A peine quelques heures plus tard, calme olympien dans la belle salle du petit-déjeuner, j'en oublie mon insomnie. Les matins à l'hôtel Claska sont sereins et élégants. Tout est feutré et subtil. Le granola est servi en fines plaques croustillantes, à rompre délicatement au-dessus du yaourt inondé de fruits frais, l'omelette au ketchup est délicieuse. J'ai grand appétit après la nuit un peu rude. Dehors, c'est comme dans les histoires de Miazaki : une pluie drue qui coupe l'espace, qui perforerait presque les trottoirs, un vent terrible et un ciel densément gris. Aucune envie de se presser, je commande un deuxième latte (ma vie sans caféïne me paraît désormais n'être qu'un très lointain souvenir). Pourtant, il ne s'agit pas de traîner. Pour être le soir même à Uno, comme prévu, il faut se rendre à la gare de Tokyo, prendre un shinkansen pour Okayama puis un petit train pour Uno, d'où partiront les bateaux qui relient Naoshima et Teshima. J'ai rêvé de ce périple pendant des années.
La réceptionniste de l'hôtel Claska, coupe de cheveux et anglais tout aussi parfaits, nous apprend que la pluie provoque une pénurie durable de taxis et que le plus simple pour rejoindre la gare serait de prendre un bus dont l'arrêt se situe, dit-elle, à quelques centaines de mètres, à côté du Lawson, la chaîne locale de supermarché. Je regarde nos deux grosses valises, je regarde le paysage détrempé, je regarde ma veste pas du tout imperméable et je regarde G. Dans ce genre de situation, il endosse parfaitement le rôle du leader à la Wes Anderson et nous voilà bientôt partis, chacun à l'abri d'un immense parapluie transparent (un objet iconique si j'en crois ces deux voyages au Japon). La pénibilité du transfert ne nous empêche pas de nous arrêter dans une boulangerie croisée en chemin, alléchés par les petites brioches à l'azuki ou à la custard, selon les préférences de chacun.

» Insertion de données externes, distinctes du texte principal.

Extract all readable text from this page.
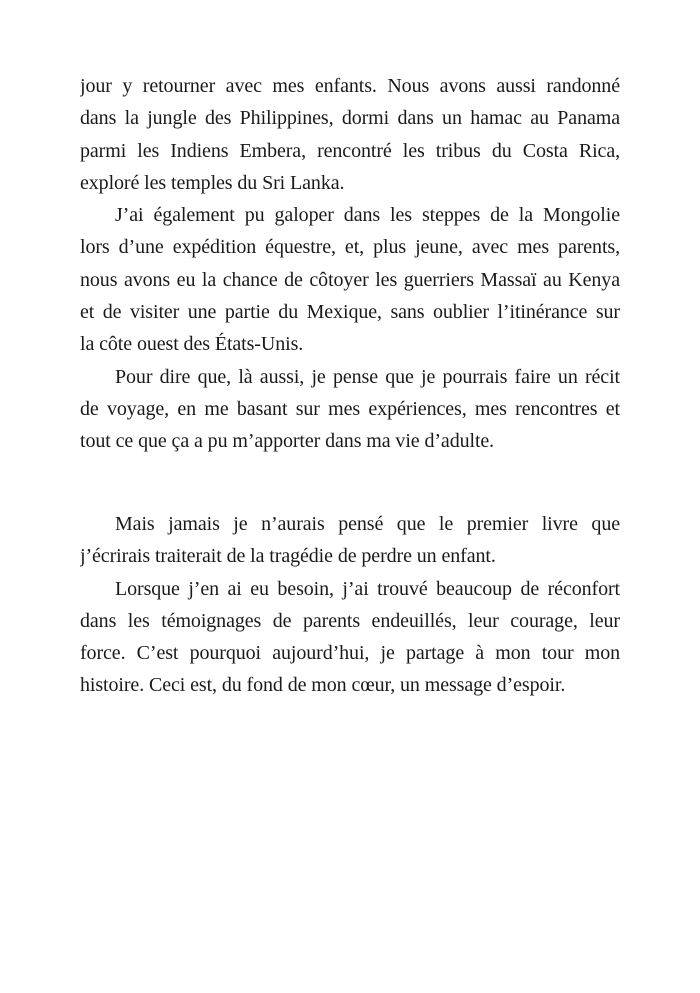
jour y retourner avec mes enfants. Nous avons aussi randonné
dans la jungle des Philippines, dormi dans un hamac au Panama
parmi les Indiens Embera, rencontré les tribus du Costa Rica,
exploré les temples du Sri Lanka.
J’ai également pu galoper dans les steppes de la Mongolie
lors d’une expédition équestre, et, plus jeune, avec mes parents,
nous avons eu la chance de côtoyer les guerriers Massaï au Kenya
et de visiter une partie du Mexique, sans oublier l’itinérance sur
la côte ouest des États-Unis.
Pour dire que, là aussi, je pense que je pourrais faire un récit
de voyage, en me basant sur mes expériences, mes rencontres et
tout ce que ça a pu m’apporter dans ma vie d’adulte.
Mais jamais je n’aurais pensé que le premier livre que
j’écrirais traiterait de la tragédie de perdre un enfant.
Lorsque j’en ai eu besoin, j’ai trouvé beaucoup de réconfort
dans les témoignages de parents endeuillés, leur courage, leur
force. C’est pourquoi aujourd’hui, je partage à mon tour mon
histoire. Ceci est, du fond de mon cœur, un message d’espoir.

Tout s'est bien passé, et nous avons même le temps de choisir un bento pour le train (le principe de l'ekiben pourrait pour moi se résumer ainsi : l'excitation prévaut largement la dégustation).
A Uno, j'avais réservé une chambre dans un hôtel dont chaque chambre portait le nom d'un réalisateur et, heureux hasard, nous occupions la Ozu Room, vaste et avec vue. Je ne savais pas encore que l'hôtel avait aussi le bon goût de proposer, au petit-déjeuner (un moment décidément crucial en voyage), des petits sandwiches tièdes, au pain maison, garni d'un œuf sur le plat, de cheddar et de bacon, avec cette inimitable petite touche japonaise qui transcende tout. A toute heure de la journée, on pouvait aussi savourer du très bon café (je m'aperçois en l'écrivant que c'était vraiment un petit paradis), des scones maison encore chauds (chocolat blanc-citron ou chocolat noir) ou une salade revigorante, pleine de légumes, de petites graines et de fruits secs, servie avec une sauce magique.Je garde une grande affection pour cet hôtel, et pour Uno, dont les rues qui se coupent à angles droits sont parsemées de petits lieux charmants, comme autant de bonnes surprises. Parmi eux, un restaurant qui s'appelle Osakaya Shokudo. Un restaurant de cinéma aussi, où l'on se sent bien dès la porte coulissante franchie. On y boit du thé à l'orge grillé en examinant le menu. C'est le papa qui cuisine, la maman assure la finition des assiettes et le service, avec leur fille. C'est effectivement une cuisine familiale, simple, savoureuse, rassurante, que l'on apprécie d'autant plus que les dîners à l'Osakaya Shokudo surviennent après des longues journées, de train ou de randonnée. C'est un endroit chaleureux et tendre, sincère et gourmand (pour tout dire, nous y sommes allés deux fois avec le même plaisir).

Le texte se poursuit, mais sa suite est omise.